Bread - and a bonus recipe

A question about wholemeal tortillas on Raechelle's blog got me thinking about the different kinds of bread there are, and which ones are better in terms of nutritional value. Everyone loves a wrap, but our options are pretty limited. Wholemeal tortillas seem to be a common thing in the US, but I've never been able to find them here, so I've had to come up with substitutes. Sometimes I just use white tortillas, sometimes I use the corn ones, but I'm always on the lookout to see what else is available.

I've tried multigrain wraps - I don't recommend them unless you're keen to break a tooth - gluten-free wraps (yikes! tough as old boots!) and all kinds of mountain breads. None of them has really worked well. The one thing I've found that's sensational, and not bad in terms of ingredients, is wholemeal chapatis. They're soft and roll up easily, and I usually find them at Safeway. I can't think of the brand though.....

There's a recipe for them here. I haven't tried it but it sounds simple.

As an alternative with quite a lot of flavour, one of my favourite Indian foods that's easy to make at home is besan flour bread. We got the recipe years ago from an old Women's Weekly cook book, and it's one of my favourites:

1 cup besan flour[1]
2 cups atta flour[2]
1-2 tbs vegetable oil
2 small fresh green chillies, seeded and chopped (optional)
¼ cup chopped coriander leaves
4 spring onions, chopped
1 tsp fennel seeds
1 cup water (approx.)

Sift flours into a large bowl, add oil and mix through with fingertips till well combined – the mix should be slightly crumbly. Stir in all other ingredients except water and mix well. Stir in enough water to make ingredients cling together. Knead dough gently on a floured surface until smooth. Cover and refrigerate 30 minutes.

Divide into 12 portions, roll out on lightly floured surface to rounds about 16cm in diameter.

Heat a non-stick frying pan and spray with cooking spray.
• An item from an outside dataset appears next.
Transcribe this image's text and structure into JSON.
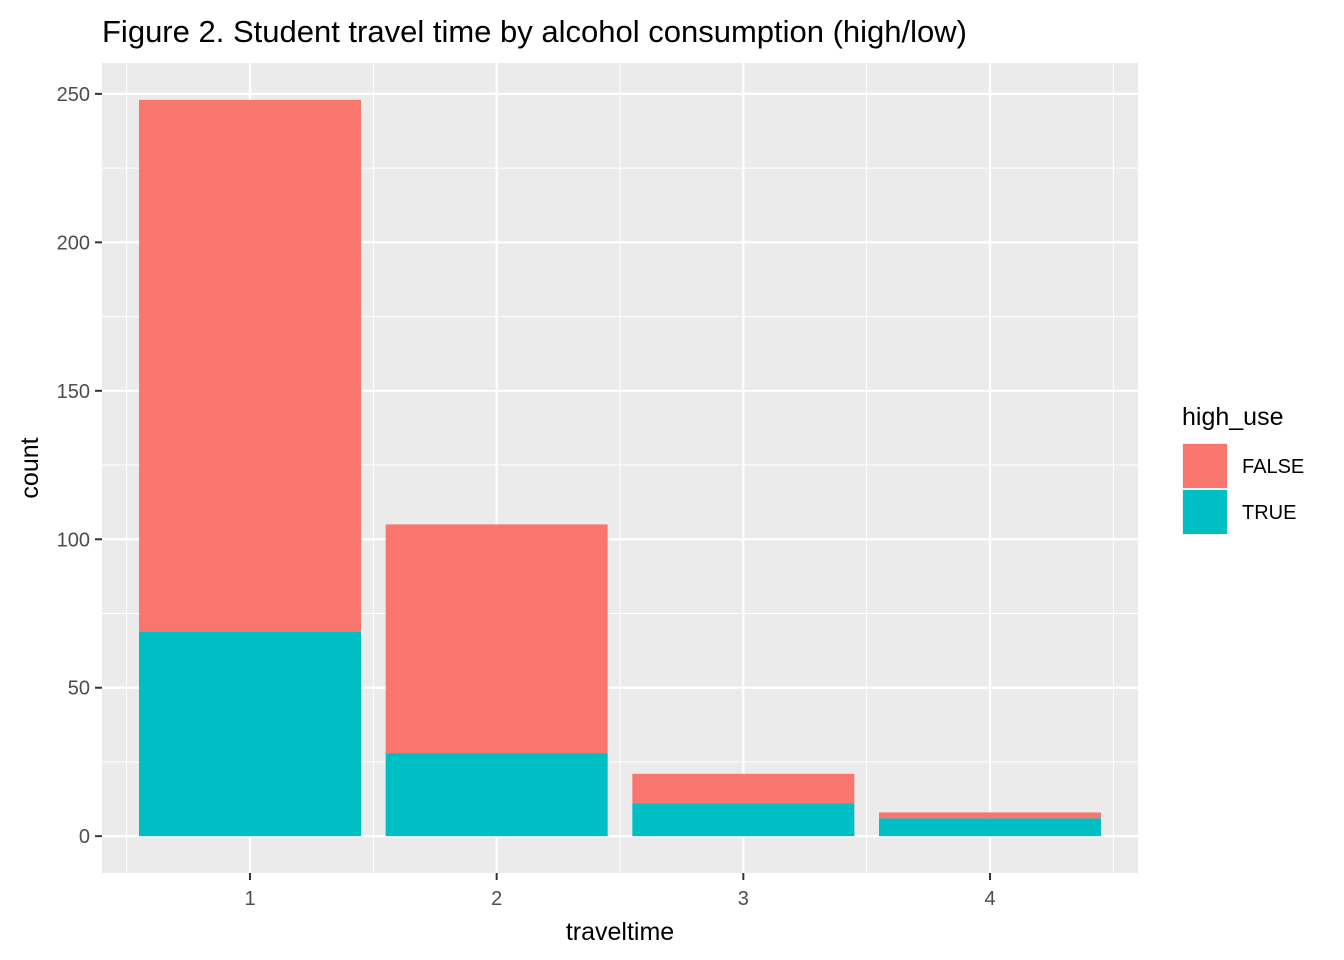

Cook bread rounds over medium heat until golden brown underneath, turn and brown the other side. Repeat until all rounds are cooked.

You could try using different herbs, seeds and spices for variety.

Note: this recipe actually uses ghee, but to make it a little healthier, I’ve substituted vegetable oil. You may need to experiment a little with the quantity of oil.

[1] Besan flour is made from ground chick peas and is available at Indian grocers and some health food stores. You may even find it at Coles in the health food section. It has a nutty flavour - if you like chick peas, you'll love this!
[2] Atta flour is commonly used in Asian cooking, so should be available at Asian or Indian grocers. If you’re unable to get it, substitute plain flour.